Mechanism of action & uses
1. Tamoxifen, Toremifene & Raloxifene: act as E receptor antagonists in breast tissue.
• Tamoxifen is used in the treatment of metastatic breast CA in postmenopausal women, or as adjuvant therapy following mastectomy or radiation in breast CA.
• Tamoxifen & raloxifene are used as a prophylactic therapy in patients with high risk of breast CA.
2. Raloxifene also acts as an E agonist in bone, decreases bone resorption & increases bone density, & decreases vertebral fractures. Thus raloxifene is approved for prevention & treatment of osteoporosis in postmenopausal women.
• Raloxifene lowers total cholesterol & LDL.
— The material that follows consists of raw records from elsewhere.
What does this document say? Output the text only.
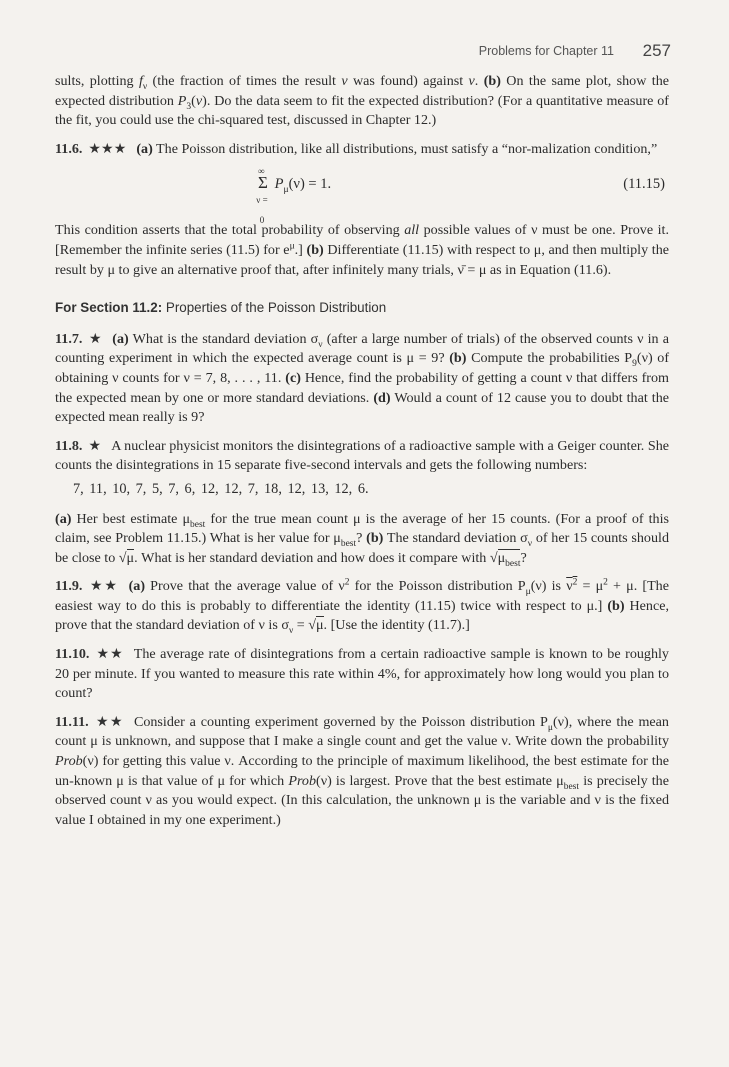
Problems for Chapter 11 257

sults, plotting $f_\nu$ (the fraction of times the result ν was found) against ν. (b) On the same plot, show the expected distribution $P_3(\nu)$. Do the data seem to fit the expected distribution? (For a quantitative measure of the fit, you could use the chi-squared test, discussed in Chapter 12.)

11.6. ★★★ (a) The Poisson distribution, like all distributions, must satisfy a “nor-malization condition,”

∞
Σ
ν = 0
$P_\mu(\nu) = 1$.	(11.15)

This condition asserts that the total probability of observing all possible values of ν must be one. Prove it. [Remember the infinite series (11.5) for $e^\mu$.] (b) Differentiate (11.15) with respect to μ, and then multiply the result by μ to give an alternative proof that, after infinitely many trials, ν̄ = μ as in Equation (11.6).

For Section 11.2: Properties of the Poisson Distribution

11.7. ★ (a) What is the standard deviation $\sigma_\nu$ (after a large number of trials) of the observed counts ν in a counting experiment in which the expected average count is μ = 9? (b) Compute the probabilities $P_9(\nu)$ of obtaining ν counts for ν = 7, 8, . . . , 11. (c) Hence, find the probability of getting a count ν that differs from the expected mean by one or more standard deviations. (d) Would a count of 12 cause you to doubt that the expected mean really is 9?

11.8. ★ A nuclear physicist monitors the disintegrations of a radioactive sample with a Geiger counter. She counts the disintegrations in 15 separate five-second intervals and gets the following numbers:

7, 11, 10, 7, 5, 7, 6, 12, 12, 7, 18, 12, 13, 12, 6.

(a) Her best estimate $\mu_{best}$ for the true mean count μ is the average of her 15 counts. (For a proof of this claim, see Problem 11.15.) What is her value for $\mu_{best}$? (b) The standard deviation $\sigma_\nu$ of her 15 counts should be close to √μ. What is her standard deviation and how does it compare with $√\mu_{best}$?

11.9. ★★ (a) Prove that the average value of $\nu^2$ for the Poisson distribution $P_\mu(\nu)$ is $\nu^2 = \mu^2 + \mu$. [The easiest way to do this is probably to differentiate the identity (11.15) twice with respect to μ.] (b) Hence, prove that the standard deviation of ν is $\sigma_\nu = √\mu$. [Use the identity (11.7).]

11.10. ★★ The average rate of disintegrations from a certain radioactive sample is known to be roughly 20 per minute. If you wanted to measure this rate within 4%, for approximately how long would you plan to count?

11.11. ★★ Consider a counting experiment governed by the Poisson distribution $P_\mu(\nu)$, where the mean count μ is unknown, and suppose that I make a single count and get the value ν. Write down the probability Prob(ν) for getting this value ν. According to the principle of maximum likelihood, the best estimate for the un-known μ is that value of μ for which Prob(ν) is largest. Prove that the best estimate $\mu_{best}$ is precisely the observed count ν as you would expect. (In this calculation, the unknown μ is the variable and ν is the fixed value I obtained in my one experiment.)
3. Clomiphene acts as a partial E agonist & interferes with the negative feedback of E on the hypothalamus, increasing GnRH & gonadotropins secretion, thus it stimulates ovulation. It is useful for the treatment of infertility associated with anovulatory cycles (but it is not effective in women with ovulatory dysfunction due to pituitary or ovarian failure). Ospemifene is indicated for the treatment of dyspareunia (painful sexual intercourse) related to menopause.

SERMs pharmacokinetics:
• Readily absorbed after oral administration.
• SERMs undergo enterohepatic cycling & excreted through the bile into feces.
Adverse effects
1- Tamoxifen:
• Hot flashes & nausea.
• Endometrial hyperplasia & malignancies, it is recommended to limit the time length of therapy for some indications.
• Some CYP450 inhibitors (eg. amiodarone, haloperidol, risperidone) may prevent the formation of tamoxifen active metabolites & possibly reduce its efficacy.
2- Toremifene adverse effects are similar to those of tamoxifen. But with no risk of
endometrium hyperplasia & cancer.

3- Raloxifene:
• Hot flashes & leg cramps.
Note: Raloxifene has little- no effect on the endometrium.
• Increased risk of deep-vein thrombosis, pulmonary embolism & retinal-vein thrombosis. Thus Raloxifene should not taken by women with a past or active history of venous thromboembolic events.
• Cholestyramine reduces raloxifene absorption (should not be taken together).

4- Clomiphene:
• Cause dose related adverse effects, including headache, nausea, vasomotor flushes, visual disturbances & ovarian enlargement.
• Clomiphene use increases the risk of multiple births (twins or triplets).